Prezzi al consumo stabili nel mese di dicembre, una variazione nulla rispetto a novembre 2015 e un aumento dello 0,1% su dicembre 2014.
Lo rivela l’Istat aggiungendo che l’inflazione ha mostrato nel primo trimestre del 2015 un profilo in deflazione scendendo a -0,3% (da +0,1% del quarto trimestre 2014) per poi azzerarsi nel secondo trimestre, registrare una ripresa nel terzo (+0,2%) e proseguire su valori positivi, seppure in rallentamento, nel quarto trimestre (+0,1%)”. Nella media del 2015, sottolinea l’Istituto di statistica, “è scesa allo 0,1%, in rallentamento di un decimo di punto percentuale rispetto al 2014”.
“Di fronte alla deflazione – sostiene il segretario generale dell’Ugl, Francesco Paolo Capone – ad un altrettanto irrisorio prezzo del petrolio, bisognerebbe da parte di tutti smettere di commentare l’andamento dei singoli indici economici a suon di propaganda, dando avvio ad un serio e condiviso confronto sulla politica industriale da ‘affidare’ a lavoratori e imprese”.
La dinamica dei prezzi al consumo nel 2015 riflette principalmente, secondo l’Istat, “gli effetti della prolungata flessione dei costi delle materie prime – in particolare di quelle energetiche – e dei beni di importazione che si combinano con la persistente debolezza dei consumi delle famiglie, che nel 2015, hanno però dato dei segnali di ripresa.
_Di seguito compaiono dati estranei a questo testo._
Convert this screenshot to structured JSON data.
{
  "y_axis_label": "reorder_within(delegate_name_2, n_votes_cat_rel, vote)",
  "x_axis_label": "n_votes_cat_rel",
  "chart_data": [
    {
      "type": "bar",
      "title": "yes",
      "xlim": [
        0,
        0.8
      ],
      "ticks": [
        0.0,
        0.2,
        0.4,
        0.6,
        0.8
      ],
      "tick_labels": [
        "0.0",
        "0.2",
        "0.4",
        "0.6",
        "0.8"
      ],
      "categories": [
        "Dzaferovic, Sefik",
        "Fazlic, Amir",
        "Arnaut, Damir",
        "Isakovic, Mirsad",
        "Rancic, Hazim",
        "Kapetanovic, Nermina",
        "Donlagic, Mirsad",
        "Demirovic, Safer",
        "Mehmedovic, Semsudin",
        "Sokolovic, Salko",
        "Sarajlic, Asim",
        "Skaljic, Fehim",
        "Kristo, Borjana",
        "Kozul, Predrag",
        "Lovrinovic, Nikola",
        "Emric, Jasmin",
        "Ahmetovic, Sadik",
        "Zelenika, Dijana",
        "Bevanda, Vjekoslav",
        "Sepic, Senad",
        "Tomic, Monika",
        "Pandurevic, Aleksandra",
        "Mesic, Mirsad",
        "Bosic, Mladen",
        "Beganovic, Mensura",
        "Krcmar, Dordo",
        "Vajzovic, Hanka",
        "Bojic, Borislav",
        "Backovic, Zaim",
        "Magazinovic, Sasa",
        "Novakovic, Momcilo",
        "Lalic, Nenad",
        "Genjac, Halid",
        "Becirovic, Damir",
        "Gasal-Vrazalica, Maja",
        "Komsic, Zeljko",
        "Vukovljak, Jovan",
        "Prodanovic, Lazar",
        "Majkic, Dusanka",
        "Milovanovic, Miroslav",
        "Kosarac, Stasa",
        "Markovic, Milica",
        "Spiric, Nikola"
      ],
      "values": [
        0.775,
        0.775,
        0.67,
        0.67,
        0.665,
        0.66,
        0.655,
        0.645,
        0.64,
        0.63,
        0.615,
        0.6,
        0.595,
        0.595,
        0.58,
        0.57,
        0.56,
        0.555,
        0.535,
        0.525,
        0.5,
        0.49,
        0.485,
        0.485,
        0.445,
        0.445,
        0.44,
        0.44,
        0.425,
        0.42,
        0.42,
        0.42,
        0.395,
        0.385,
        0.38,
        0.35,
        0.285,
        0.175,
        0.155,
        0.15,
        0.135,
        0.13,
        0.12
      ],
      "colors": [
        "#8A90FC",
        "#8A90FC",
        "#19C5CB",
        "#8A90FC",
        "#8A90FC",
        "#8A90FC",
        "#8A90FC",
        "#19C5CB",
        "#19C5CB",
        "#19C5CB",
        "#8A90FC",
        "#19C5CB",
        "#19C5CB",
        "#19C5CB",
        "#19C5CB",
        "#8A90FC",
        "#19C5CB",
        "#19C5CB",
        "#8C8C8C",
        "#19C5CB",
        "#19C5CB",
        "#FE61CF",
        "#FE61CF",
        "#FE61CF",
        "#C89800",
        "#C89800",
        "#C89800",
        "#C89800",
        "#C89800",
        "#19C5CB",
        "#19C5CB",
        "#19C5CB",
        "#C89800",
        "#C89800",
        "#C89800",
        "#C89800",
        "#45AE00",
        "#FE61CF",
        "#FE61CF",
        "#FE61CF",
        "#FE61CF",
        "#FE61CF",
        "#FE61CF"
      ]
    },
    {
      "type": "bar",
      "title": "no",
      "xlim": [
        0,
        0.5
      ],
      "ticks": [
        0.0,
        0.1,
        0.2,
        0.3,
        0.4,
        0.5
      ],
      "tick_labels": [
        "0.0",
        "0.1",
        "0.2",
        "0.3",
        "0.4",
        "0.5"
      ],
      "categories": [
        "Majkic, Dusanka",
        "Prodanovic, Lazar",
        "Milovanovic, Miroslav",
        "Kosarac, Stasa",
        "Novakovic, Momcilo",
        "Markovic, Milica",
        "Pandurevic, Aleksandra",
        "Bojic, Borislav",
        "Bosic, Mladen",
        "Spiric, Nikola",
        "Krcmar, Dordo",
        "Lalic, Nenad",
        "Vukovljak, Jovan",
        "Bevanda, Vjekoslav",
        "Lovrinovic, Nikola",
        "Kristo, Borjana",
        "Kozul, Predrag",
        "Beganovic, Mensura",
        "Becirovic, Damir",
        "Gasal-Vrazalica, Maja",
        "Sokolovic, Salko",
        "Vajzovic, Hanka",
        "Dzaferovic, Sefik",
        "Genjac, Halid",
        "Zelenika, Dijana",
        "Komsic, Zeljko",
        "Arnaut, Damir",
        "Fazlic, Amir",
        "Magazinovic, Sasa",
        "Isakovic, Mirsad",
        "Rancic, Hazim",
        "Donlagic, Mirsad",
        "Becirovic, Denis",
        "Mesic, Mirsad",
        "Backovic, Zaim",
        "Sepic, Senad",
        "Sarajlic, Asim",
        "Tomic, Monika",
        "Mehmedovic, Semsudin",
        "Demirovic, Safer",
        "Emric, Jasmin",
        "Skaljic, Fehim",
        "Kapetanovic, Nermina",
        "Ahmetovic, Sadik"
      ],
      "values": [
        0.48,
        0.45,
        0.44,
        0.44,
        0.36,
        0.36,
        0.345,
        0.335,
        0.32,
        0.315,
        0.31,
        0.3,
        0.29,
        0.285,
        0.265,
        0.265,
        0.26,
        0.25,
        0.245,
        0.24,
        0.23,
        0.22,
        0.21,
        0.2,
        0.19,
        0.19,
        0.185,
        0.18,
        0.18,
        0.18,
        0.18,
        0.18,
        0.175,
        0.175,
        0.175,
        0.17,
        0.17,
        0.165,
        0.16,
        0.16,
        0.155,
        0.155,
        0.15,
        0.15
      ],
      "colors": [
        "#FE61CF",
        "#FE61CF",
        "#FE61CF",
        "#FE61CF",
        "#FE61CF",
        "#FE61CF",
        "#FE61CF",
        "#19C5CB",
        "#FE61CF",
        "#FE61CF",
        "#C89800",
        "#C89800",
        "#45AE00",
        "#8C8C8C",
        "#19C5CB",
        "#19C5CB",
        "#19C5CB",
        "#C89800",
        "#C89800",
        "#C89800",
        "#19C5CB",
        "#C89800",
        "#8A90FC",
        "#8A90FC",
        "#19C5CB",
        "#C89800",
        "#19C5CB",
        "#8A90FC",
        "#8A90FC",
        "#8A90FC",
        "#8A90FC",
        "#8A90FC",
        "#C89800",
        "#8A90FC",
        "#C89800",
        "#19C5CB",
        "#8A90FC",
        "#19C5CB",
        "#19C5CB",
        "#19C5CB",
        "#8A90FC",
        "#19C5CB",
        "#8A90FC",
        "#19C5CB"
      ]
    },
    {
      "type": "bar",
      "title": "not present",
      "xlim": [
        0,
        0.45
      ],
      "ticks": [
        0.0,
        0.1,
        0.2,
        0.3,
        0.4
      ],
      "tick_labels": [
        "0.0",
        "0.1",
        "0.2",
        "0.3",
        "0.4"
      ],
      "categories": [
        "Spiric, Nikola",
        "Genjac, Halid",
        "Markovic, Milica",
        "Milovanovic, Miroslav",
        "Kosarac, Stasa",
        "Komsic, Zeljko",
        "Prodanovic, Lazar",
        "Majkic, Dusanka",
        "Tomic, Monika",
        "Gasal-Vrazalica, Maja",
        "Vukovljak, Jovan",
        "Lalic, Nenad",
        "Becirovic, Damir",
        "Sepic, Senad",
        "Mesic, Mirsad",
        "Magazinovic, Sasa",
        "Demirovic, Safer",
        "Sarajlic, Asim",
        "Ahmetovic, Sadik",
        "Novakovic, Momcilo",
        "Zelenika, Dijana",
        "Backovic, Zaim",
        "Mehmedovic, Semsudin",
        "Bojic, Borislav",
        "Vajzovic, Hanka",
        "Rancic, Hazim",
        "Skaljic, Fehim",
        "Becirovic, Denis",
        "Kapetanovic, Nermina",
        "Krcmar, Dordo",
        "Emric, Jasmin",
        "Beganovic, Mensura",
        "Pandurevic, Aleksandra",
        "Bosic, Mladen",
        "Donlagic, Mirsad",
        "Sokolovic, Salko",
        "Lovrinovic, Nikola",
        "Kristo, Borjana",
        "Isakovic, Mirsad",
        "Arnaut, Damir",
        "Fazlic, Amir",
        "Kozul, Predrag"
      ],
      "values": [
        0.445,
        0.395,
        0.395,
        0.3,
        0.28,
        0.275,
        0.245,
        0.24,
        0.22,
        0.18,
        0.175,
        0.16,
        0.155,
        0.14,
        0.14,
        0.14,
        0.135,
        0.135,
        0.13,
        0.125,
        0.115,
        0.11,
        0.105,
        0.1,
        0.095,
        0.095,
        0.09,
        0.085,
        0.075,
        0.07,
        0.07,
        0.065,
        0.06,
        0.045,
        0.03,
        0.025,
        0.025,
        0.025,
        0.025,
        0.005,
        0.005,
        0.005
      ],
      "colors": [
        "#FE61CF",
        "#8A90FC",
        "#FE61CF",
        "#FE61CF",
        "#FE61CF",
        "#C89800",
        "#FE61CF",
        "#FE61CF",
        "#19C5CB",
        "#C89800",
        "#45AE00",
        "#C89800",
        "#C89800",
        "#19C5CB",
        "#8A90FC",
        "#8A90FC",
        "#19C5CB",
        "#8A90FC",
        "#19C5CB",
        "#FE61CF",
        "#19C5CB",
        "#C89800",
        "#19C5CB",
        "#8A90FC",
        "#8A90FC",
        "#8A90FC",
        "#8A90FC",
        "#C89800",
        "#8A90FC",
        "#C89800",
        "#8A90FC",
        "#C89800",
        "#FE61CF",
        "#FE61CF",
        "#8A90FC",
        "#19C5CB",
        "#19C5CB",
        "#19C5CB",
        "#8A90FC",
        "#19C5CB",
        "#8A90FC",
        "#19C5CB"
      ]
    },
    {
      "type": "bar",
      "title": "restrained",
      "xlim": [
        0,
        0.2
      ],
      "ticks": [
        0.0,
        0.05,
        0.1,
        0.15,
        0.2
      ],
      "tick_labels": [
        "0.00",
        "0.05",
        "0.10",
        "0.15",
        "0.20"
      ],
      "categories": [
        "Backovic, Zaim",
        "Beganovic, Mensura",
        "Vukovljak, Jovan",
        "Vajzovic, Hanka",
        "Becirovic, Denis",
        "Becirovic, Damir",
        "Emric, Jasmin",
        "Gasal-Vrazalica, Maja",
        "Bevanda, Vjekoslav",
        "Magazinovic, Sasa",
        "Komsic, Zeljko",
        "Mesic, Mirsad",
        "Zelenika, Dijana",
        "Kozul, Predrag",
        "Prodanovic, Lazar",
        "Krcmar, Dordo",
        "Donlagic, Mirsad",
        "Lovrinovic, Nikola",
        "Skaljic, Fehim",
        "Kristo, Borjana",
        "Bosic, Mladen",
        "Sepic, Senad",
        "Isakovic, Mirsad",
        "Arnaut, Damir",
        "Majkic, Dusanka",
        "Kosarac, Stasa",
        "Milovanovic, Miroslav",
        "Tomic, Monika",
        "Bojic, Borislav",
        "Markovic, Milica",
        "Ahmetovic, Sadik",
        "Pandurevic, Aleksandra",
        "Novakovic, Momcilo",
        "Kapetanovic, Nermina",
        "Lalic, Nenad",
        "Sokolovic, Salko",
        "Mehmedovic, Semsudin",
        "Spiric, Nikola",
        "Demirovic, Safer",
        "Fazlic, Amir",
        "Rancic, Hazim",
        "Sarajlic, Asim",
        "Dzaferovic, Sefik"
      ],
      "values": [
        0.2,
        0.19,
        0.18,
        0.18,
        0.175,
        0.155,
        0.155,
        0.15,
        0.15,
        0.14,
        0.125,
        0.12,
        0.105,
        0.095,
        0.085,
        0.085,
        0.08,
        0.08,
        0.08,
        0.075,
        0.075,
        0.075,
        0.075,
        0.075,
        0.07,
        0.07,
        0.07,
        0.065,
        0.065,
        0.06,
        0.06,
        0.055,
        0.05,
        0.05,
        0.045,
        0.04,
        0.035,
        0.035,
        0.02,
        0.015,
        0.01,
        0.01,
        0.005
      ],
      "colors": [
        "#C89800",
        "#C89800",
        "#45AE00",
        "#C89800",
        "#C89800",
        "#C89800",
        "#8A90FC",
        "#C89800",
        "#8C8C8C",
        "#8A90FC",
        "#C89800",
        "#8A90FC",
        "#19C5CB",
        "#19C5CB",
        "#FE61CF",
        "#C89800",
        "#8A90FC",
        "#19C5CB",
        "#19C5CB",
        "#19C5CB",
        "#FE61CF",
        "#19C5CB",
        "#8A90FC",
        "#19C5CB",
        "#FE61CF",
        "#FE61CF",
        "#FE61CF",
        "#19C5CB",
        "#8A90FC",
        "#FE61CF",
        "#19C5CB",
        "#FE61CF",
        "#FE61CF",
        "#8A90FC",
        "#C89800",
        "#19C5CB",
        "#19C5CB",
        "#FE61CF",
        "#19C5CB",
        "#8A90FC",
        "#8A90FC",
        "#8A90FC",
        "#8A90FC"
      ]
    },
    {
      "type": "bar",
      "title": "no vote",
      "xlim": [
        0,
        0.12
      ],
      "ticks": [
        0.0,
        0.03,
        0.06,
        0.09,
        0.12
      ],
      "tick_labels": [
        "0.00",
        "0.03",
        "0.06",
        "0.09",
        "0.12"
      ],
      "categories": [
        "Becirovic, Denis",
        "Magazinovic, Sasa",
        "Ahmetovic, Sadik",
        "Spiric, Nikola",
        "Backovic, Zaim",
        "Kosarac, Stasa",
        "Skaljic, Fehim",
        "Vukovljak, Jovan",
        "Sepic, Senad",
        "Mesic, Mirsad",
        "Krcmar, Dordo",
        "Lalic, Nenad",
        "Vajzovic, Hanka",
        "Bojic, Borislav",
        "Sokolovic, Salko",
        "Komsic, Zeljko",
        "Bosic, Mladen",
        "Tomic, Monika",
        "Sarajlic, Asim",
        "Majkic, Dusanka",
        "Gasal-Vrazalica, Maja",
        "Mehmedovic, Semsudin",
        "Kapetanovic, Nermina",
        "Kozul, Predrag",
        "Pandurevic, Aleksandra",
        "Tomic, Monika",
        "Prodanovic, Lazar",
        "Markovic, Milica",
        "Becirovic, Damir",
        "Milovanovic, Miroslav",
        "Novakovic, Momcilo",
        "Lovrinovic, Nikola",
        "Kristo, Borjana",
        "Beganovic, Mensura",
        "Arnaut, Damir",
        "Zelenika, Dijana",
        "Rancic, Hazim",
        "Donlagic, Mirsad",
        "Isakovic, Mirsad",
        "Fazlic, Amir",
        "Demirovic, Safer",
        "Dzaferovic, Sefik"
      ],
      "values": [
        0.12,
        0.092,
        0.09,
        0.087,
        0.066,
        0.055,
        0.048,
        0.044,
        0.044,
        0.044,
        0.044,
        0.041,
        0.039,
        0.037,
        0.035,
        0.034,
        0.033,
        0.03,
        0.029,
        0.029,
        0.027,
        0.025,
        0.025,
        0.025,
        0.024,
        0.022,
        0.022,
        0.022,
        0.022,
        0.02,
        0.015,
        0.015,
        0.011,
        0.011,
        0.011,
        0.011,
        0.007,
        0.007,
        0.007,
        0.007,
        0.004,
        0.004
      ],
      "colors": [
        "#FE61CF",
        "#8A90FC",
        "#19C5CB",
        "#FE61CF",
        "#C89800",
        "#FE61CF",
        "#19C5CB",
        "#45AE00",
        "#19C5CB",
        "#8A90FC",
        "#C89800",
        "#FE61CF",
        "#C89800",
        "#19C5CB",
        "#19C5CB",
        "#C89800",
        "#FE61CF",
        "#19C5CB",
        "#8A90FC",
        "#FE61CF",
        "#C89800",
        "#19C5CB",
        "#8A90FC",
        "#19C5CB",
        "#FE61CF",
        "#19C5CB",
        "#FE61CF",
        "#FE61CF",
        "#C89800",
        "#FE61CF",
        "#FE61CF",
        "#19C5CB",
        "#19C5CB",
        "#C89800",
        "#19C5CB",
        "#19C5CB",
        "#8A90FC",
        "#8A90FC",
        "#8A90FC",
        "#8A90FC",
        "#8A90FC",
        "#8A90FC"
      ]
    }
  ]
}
Ciò ha comportato sia un’accentuazione della flessione in media d’anno dei prezzi dei beni sia un rallentamento della crescita nel settore dei servizi”, prosegue la nota. I prezzi, su base annua, del cosiddetto carrello della spesa sono invece passati a dicembre a +0,9% dal +1,3% di novembre. Anche in questo caso trovano conferma le stime preliminari già diffuse, mentre i prezzi di questi prodotti su base mensile registrano una diminuzione dello 0,3 per cento. I prezzi dei prodotti ad alta frequenza di acquisto diminuiscono dello 0,2% su base mensile e sono stabili su base annua (era -0,1% a novembre).
Eppure, spiega Capone “i dati che provengono da più fonti, a cominciare dall’Istat, andrebbero non più osservati singolarmente ma analizzati secondo un’ottica di sistema al fine di trovare una soluzione strutturale, con cui contrastare anche eventi che, a partire dai problemi del settore Auto fino ad affrontare il nodo della sicurezza in Europa, sarebbero capace di ridurre in pezzi risultati migliori di quei pochi di cui l’Italia oggi può vantarsi”.
Per questo motivo “Governo, sindacati e imprese dovrebbero tornare a confrontarsi e a discutere per il bene comune e in primis per il Sud, individuando soluzioni di ampio respiro, innovative, tra le quali la riforma della contrattazione può essere un tassello ma non la chiave di volta, per non cadere nello stesso errore di prospettiva commesso dal governo Renzi con il Jobs Act che non riesce a contrastare la tutt’ora dilagante disoccupazione, mentre ha sicuramente deteriorato in termini di diritti il mondo del lavoro”.